Sechszehn: ?

32 9 11
                                    

Samstag 14.02.2019 21:05 Uhr

Sophia Blackwolf


„Dann stimmt es also". Sophia sah Mila genau an. Sie hatte diesem Mädchen in der Schule nie besonders große Beachtung geschenkt, doch nun merkte sie, dass Mila eigentlich ganz hübsch war. Durch die kurzen Haare legte man automatisch den Fokus auf ihre großen, braunen Augen. Das war also die beste Freundin von Isabella Goldbaum.

„Isabella ist wirklich die Gründerin von mitten-unter-euch", sagte Sophia und stieß einen undefinierbaren Laut aus.
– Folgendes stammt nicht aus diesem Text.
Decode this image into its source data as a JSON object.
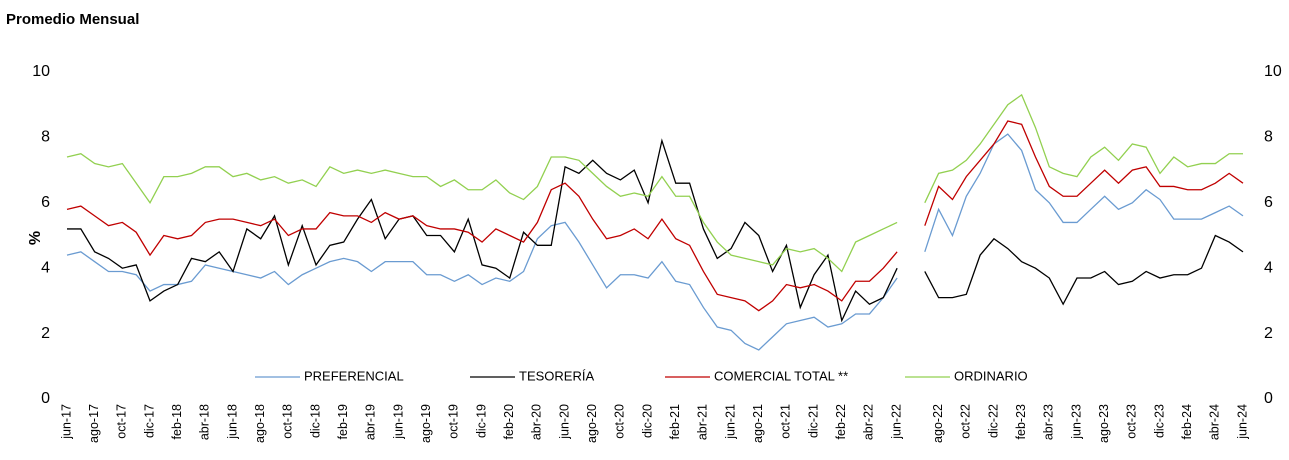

War es Freude? Witz? Oder doch Mitleid?

„Ja das ist sie. Aber was interessiert dich das. Du kennst sie doch gar nicht."

Sophia lachte: „Ach nein? Ich würde behaupten, dass ich sie besser kenne, als du."

Mila wollte gerade einen Witz darüber reißen und Sophia fragen, was Isabellas Lieblingsfarbe war, da verstand sie, dass es um etwas anderes ging. Sophia meinte nicht, dass sie Isabella persönlich besser kannte. Nein, sie kannte ein Geheimnis von ihr. Und wenn Mila Glück hatte, war es das Geheimnis, auf das sie seit ein paar Minuten eine Antwort suchte.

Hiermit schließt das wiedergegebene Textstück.